Les difficultés budgétaires et industrielles de Londres et Washington pourraient encore allonger ce délai.
20/ Face à ce constat, la note de l’ASPI appelle à « engager un programme commun franco-australien de construction d’un plus grand nombre de sous-marins ».
L’auteur concluant : « Difficile, stimulant et politiquement courageux ? Certainement. Mais pas aussi improbable que d’obtenir des sous-marins sous AUKUS dans les délais. »
21/ De son côté, Paris ne ferme pas la porte à d’éventuelles discussions avec Canberra autour d’une offre sérieuse, malgré la rupture de confiance et la perte de crédibilité australienne.
Paradoxalement, l’industriel Naval Group a su profiter de certains effets positifs après un tel revers.
22/ A l’époque, certaines voix s’étaient élevées avant la rupture du contrat pour dénoncer les transferts de production consentis aux australiens et la production locale.

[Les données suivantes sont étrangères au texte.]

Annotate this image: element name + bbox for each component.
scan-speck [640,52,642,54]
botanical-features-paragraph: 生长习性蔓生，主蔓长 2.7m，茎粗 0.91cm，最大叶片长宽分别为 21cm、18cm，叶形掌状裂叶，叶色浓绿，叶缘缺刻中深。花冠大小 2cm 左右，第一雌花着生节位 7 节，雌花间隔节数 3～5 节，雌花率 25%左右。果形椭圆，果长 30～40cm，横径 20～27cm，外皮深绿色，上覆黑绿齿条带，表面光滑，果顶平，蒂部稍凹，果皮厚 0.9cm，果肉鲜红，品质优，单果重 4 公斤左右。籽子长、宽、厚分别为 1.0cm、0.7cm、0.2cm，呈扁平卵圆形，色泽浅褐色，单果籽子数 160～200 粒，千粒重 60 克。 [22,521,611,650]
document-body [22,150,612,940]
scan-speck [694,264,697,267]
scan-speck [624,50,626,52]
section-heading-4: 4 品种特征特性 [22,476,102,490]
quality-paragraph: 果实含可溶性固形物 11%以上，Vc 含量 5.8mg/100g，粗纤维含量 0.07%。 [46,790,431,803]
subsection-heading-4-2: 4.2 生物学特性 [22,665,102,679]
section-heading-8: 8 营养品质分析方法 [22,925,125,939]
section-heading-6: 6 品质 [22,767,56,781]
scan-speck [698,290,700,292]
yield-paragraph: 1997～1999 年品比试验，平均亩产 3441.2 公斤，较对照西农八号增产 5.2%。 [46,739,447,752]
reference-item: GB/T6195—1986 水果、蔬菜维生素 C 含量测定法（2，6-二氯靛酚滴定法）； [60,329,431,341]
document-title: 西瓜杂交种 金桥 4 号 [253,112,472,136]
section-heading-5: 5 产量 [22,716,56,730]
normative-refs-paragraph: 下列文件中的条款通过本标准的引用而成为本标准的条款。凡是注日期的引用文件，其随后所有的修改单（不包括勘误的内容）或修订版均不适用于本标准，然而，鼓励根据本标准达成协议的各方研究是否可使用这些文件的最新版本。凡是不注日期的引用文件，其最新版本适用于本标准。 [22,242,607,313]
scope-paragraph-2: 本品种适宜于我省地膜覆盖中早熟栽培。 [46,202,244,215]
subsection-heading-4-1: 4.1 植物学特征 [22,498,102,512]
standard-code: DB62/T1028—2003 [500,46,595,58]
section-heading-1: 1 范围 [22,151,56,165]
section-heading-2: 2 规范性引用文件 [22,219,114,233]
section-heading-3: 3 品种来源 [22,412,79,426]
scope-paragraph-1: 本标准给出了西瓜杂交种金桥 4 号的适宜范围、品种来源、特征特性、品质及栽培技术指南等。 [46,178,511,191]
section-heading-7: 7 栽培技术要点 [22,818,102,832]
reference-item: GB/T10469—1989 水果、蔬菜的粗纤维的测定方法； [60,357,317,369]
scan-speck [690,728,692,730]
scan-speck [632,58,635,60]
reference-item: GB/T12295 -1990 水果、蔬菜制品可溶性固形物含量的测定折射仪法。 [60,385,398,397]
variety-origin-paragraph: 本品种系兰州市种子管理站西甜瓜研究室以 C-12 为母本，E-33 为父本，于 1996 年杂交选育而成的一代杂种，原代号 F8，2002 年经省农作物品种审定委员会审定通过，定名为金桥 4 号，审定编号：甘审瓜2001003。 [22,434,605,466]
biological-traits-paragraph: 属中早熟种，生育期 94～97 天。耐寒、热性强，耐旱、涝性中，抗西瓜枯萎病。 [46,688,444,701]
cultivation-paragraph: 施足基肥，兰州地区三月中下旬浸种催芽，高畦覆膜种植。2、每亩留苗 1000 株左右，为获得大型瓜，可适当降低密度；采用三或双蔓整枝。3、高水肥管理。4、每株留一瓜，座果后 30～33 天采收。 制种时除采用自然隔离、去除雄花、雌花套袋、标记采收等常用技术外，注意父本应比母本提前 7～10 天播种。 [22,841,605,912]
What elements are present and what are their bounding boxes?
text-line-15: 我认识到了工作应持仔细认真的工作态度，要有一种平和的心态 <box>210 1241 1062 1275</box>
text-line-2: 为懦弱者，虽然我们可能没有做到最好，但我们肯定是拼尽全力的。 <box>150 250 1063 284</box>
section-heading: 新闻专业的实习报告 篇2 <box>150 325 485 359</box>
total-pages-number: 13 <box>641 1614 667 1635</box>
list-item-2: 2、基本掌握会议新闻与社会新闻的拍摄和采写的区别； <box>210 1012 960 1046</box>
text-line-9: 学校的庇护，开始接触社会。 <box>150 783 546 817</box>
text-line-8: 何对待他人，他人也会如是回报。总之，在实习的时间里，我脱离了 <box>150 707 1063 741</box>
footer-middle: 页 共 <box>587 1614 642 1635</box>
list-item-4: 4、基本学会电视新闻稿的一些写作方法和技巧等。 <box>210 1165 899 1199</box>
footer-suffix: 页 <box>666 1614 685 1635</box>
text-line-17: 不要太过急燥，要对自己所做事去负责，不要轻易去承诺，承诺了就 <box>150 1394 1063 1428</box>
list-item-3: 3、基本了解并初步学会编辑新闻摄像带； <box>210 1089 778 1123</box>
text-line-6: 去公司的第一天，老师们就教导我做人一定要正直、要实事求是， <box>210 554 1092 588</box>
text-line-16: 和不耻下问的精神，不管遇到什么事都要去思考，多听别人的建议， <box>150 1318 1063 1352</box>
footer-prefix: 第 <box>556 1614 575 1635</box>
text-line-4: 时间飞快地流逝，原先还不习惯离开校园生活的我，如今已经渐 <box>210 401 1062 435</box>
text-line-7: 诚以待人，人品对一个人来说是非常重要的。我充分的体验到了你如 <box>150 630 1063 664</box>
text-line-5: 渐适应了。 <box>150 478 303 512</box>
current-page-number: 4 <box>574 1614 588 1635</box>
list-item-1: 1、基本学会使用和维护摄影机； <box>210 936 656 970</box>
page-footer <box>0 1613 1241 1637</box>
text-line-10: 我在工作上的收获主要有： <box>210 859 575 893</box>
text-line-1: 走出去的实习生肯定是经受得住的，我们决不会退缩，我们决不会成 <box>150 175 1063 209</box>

Avec la rupture, Naval Group a pu préserver sa propriété intellectuelle et récupérer des compensations (bien qu’inférieures au montant du contrat).
23/ L’industriel naval continue d’intéresser de nombreux pays, comme le prouve les récents succès à l’export (Grèce, Inde, Pays-Bas, Argentine).
Le coup porté à Paris, jugé trop autonome par les Etats-Unis, a rassuré des partenaires asiatiques soucieux de garantir leur indépendance face à Pékin, sans dépendre de Washington
24/ Pour conclure, le revers AUKUS contre Paris fragilise aujourd’hui l’Australie, qui se retrouve en situation de dépendance vis-à-vis des Etats-Unis et sans garantie de recevoir ses sous-marins.
25/ Une nouvelle proposition auprès de Naval Group n’est pas à écarter, selon la position des autorités française pour une telle demande.